D'autres évolutions doivent être examinées en séance, comme celle visant à sécuriser la possibilité d'annuler le second tour du scrutin dans un territoire où un foyer de covid-19 se serait déclaré. Notre groupe soutiendra l'amendement du Gouvernement allant en ce sens.

Au-delà du texte lui-même, l'anticipation nous impose de travailler à la meilleure manière de voter en période de crise sanitaire, en instaurant un processus plus souple, sécurisé et fiable. Cela touche notamment aux procurations, mais aussi au vote électronique et par correspondance. À titre personnel, je ne suis favorable à aucune de ces deux dernières modalités, ni pour le scrutin du 28 juin ni pour les autres. Le scrutin électronique comporte d'importants risques de fraude : déni de service, virus ou attaques dites de l'homme du milieu permettant de modifier le vote. Le vote par correspondance, quant à lui, a été supprimé en 1975 parce qu'il présentait plusieurs difficultés dont celle liée au circuit d'acheminement : il n'est pas possible d'exercer une surveillance suffisamment sécurisée et continue de ce tunnel opaque. De plus, cette modalité ne supprime pas les risques sanitaires, puisqu'elle oblige à se déplacer dans les bureaux de poste.

Le bon sens, c'est aussi agir de manière appropriée, notamment en ce qui concerne les modalités de la campagne électorale. Celle-ci sera différente, compte tenu des préconisations sanitaires du conseil scientifique. C'est pourquoi notre groupe nourrit une véritable inquiétude quant à la sincérité du scrutin. La campagne a été allongée, ce qui était indispensable à double titre : d'abord parce que le premier tour s'est tenu plus de trois mois avant le second, ensuite parce que la prime aux sortants sera certainement accentuée, les équipes en place ayant géré la crise sanitaire bénéficiant d'une visibilité accrue.
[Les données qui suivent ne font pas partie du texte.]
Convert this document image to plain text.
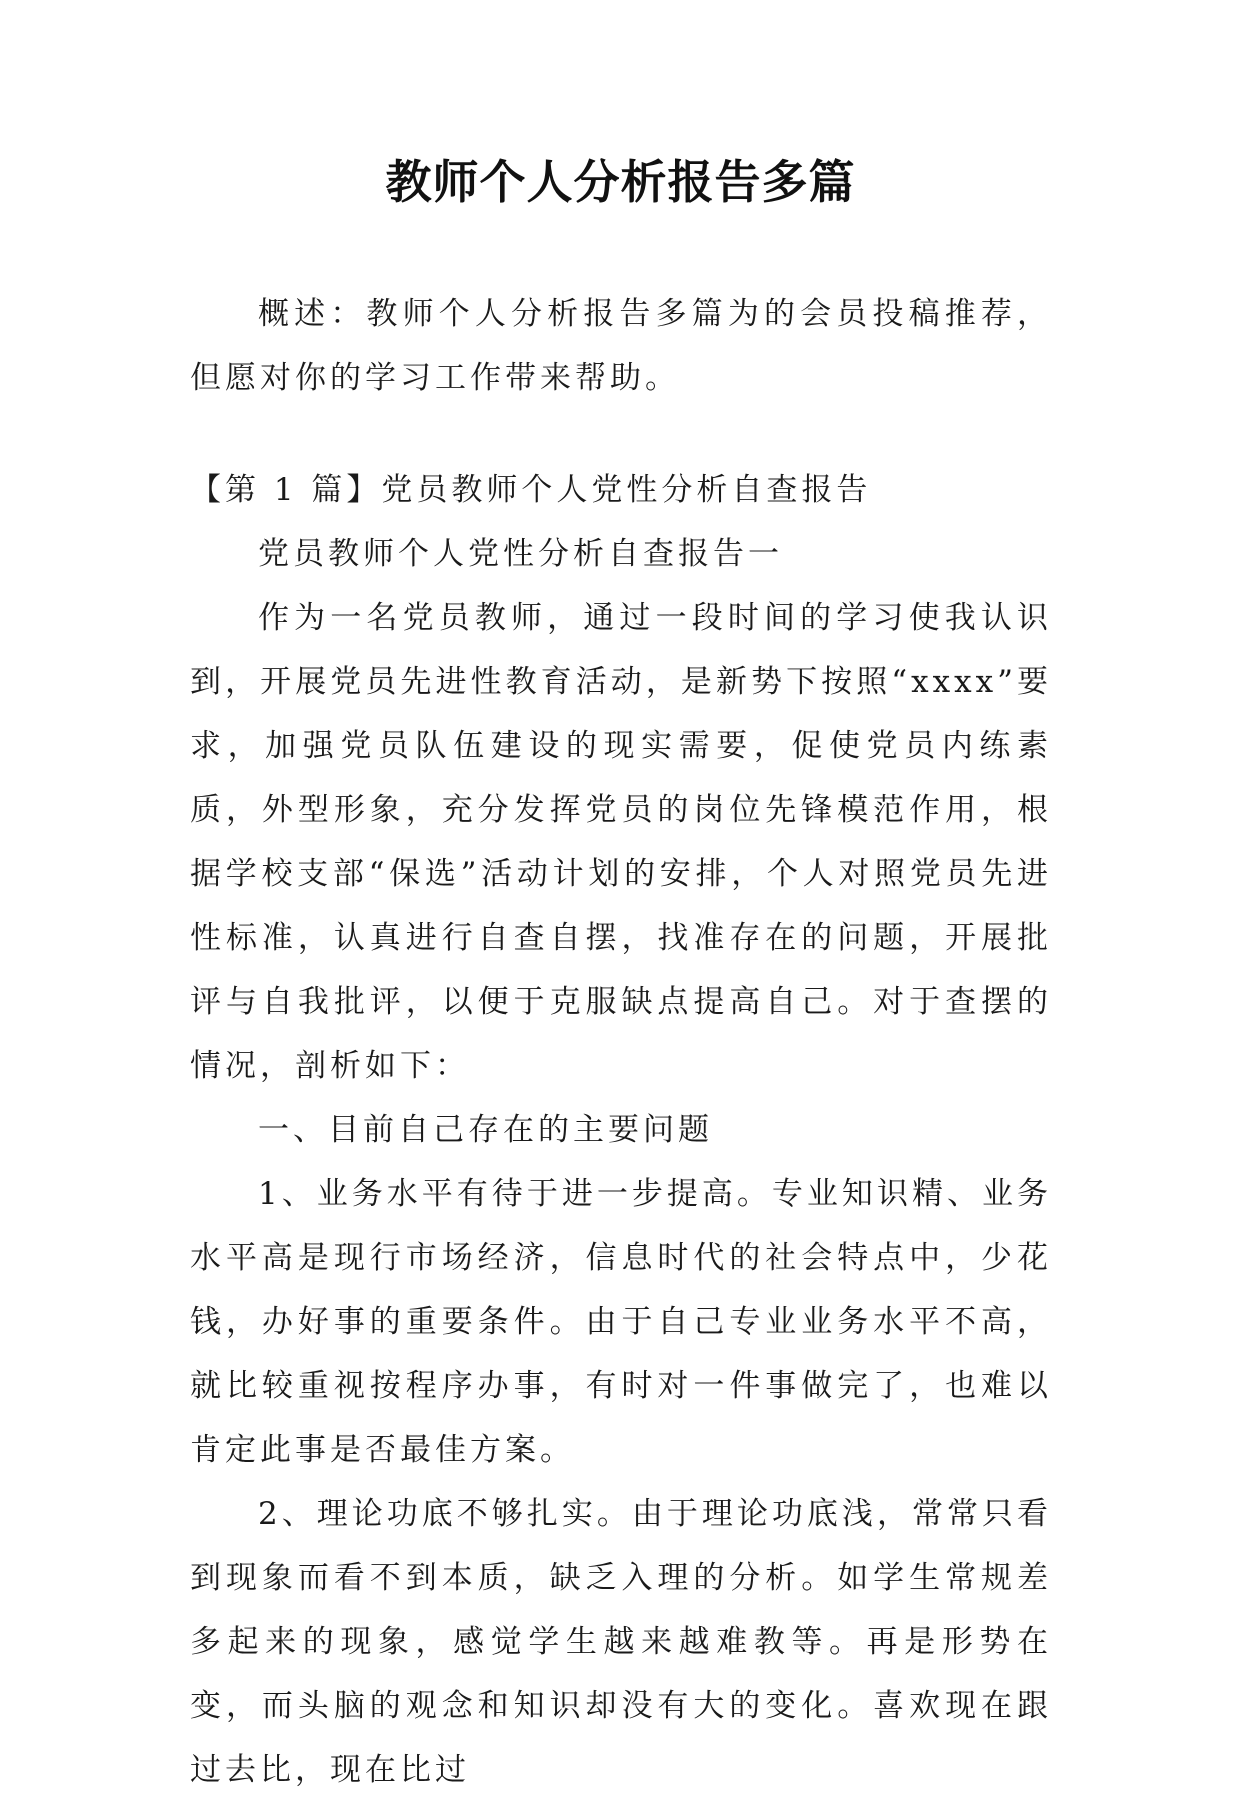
教师个人分析报告多篇

概述：教师个人分析报告多篇为的会员投稿推荐，但愿对你的学习工作带来帮助。

【第 1 篇】党员教师个人党性分析自查报告

党员教师个人党性分析自查报告一

作为一名党员教师，通过一段时间的学习使我认识到，开展党员先进性教育活动，是新势下按照“xxxx”要求，加强党员队伍建设的现实需要，促使党员内练素质，外型形象，充分发挥党员的岗位先锋模范作用，根据学校支部“保选”活动计划的安排，个人对照党员先进性标准，认真进行自查自摆，找准存在的问题，开展批评与自我批评，以便于克服缺点提高自己。对于查摆的情况，剖析如下：

一、目前自己存在的主要问题

1、业务水平有待于进一步提高。专业知识精、业务水平高是现行市场经济，信息时代的社会特点中，少花钱，办好事的重要条件。由于自己专业业务水平不高，就比较重视按程序办事，有时对一件事做完了，也难以肯定此事是否最佳方案。

2、理论功底不够扎实。由于理论功底浅，常常只看到现象而看不到本质，缺乏入理的分析。如学生常规差多起来的现象，感觉学生越来越难教等。再是形势在变，而头脑的观念和知识却没有大的变化。喜欢现在跟过去比，现在比过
Si l'allongement de la durée de la campagne est une mesure d'équité électorale, il ne suffira pas à rendre cette période pleinement satisfaisante sur le plan démocratique.
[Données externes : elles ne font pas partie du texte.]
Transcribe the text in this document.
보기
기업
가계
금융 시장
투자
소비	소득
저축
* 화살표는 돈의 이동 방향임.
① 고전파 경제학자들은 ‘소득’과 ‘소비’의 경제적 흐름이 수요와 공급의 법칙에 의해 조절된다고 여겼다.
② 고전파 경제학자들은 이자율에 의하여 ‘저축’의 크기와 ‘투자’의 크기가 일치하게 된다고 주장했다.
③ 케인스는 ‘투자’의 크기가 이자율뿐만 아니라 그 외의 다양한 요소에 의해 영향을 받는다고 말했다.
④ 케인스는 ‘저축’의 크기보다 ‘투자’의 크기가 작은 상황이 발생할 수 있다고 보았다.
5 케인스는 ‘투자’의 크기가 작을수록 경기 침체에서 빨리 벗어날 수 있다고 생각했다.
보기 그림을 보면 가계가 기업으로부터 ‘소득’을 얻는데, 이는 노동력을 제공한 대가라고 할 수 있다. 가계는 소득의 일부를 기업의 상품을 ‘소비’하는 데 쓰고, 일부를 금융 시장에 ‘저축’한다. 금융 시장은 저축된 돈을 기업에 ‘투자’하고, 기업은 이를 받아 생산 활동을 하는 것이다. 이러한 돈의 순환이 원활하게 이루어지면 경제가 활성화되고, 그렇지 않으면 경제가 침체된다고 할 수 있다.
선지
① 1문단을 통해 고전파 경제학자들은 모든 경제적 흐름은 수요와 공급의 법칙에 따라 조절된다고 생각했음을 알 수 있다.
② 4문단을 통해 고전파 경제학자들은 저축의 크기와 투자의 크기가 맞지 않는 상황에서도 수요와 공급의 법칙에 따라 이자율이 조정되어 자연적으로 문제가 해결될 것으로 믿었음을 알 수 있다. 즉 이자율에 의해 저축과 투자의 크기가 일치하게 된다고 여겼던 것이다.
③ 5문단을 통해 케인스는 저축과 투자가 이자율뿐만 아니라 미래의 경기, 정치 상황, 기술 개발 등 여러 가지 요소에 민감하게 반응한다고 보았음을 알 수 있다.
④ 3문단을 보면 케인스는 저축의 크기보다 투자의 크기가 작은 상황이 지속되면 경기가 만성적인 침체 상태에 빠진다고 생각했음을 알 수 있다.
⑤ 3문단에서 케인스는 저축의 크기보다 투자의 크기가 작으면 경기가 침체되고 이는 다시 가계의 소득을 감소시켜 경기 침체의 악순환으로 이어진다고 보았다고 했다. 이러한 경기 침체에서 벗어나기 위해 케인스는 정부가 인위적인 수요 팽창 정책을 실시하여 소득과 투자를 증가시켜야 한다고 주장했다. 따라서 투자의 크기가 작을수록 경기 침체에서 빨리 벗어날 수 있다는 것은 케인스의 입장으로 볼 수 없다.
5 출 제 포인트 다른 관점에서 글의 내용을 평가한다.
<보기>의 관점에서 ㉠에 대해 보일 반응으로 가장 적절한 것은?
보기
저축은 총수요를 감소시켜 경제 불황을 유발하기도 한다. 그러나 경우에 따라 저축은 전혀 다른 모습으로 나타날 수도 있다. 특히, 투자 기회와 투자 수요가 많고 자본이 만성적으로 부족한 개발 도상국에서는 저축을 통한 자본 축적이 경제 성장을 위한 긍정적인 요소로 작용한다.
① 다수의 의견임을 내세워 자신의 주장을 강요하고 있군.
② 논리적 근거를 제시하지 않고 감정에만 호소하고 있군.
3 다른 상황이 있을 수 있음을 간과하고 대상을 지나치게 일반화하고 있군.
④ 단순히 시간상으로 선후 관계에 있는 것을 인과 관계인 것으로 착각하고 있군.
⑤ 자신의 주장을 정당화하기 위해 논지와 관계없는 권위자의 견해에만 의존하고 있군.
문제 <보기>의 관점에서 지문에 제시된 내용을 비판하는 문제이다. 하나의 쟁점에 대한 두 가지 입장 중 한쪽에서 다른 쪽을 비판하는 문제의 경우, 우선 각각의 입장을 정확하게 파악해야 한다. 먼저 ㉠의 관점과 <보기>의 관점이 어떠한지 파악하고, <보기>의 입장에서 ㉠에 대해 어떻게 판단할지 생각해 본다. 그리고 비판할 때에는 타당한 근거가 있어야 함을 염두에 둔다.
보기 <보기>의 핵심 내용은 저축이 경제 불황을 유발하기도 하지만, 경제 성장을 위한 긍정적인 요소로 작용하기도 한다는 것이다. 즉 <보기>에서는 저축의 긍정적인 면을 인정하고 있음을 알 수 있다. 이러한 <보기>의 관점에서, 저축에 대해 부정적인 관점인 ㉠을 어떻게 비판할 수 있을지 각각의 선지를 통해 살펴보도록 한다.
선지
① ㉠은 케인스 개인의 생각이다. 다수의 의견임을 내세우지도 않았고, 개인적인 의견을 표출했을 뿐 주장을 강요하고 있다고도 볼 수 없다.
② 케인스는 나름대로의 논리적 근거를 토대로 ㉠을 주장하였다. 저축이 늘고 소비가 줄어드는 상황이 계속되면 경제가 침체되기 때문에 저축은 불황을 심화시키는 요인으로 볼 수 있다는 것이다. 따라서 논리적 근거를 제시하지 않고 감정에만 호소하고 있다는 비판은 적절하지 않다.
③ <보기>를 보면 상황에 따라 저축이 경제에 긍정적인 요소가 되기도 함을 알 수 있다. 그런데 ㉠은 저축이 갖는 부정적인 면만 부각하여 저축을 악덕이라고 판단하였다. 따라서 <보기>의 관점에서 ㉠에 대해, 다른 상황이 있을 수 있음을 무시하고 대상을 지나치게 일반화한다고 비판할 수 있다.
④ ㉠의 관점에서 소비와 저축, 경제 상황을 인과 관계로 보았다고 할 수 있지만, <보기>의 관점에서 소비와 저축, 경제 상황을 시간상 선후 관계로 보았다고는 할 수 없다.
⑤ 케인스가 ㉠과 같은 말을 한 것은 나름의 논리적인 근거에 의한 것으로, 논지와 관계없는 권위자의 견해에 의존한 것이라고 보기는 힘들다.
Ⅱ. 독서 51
En commission et aujourd'hui en séance, monsieur le ministre, vous avez évoqué le recours au numérique pour compenser la diminution des contacts sociaux et physiques durant la campagne. C'est un leurre de croire que le numérique est une solution technologique suffisante et appropriée : son utilisation n'est pas assez développée lors des campagnes électorales, et les électeurs ne l'ont pas suffisamment intégrée. Ils sont nombreux à ne pas suivre les réseaux sociaux et à ne pas utiliser internet pour chercher des informations sur les candidats et leurs programmes. En outre, le recours au numérique n'est pas toujours possible ou aisé dans certains territoires.

Le bon sens, c'est enfin diffuser l'information le plus en amont possible. Les candidats nous témoignent de leur inquiétude quant au déroulement de la campagne du second tour des élections municipales. C'est pourquoi il est essentiel, monsieur le ministre, que vous leur donniez rapidement des informations concernant les modalités de cette campagne inédite, la possibilité d'organiser des réunions publiques dans les zones vertes et orange, et, plus largement, ce qu'il leur sera autorisé ou interdit de faire.

Anticipation, action, information : ces trois mots-clés nous permettront de faire du bon sens le fil rouge de cette fin de processus électoral. Si des ajustements resteront nécessaires en dehors du cadre de la loi, le texte nous semble aller dans la bonne direction.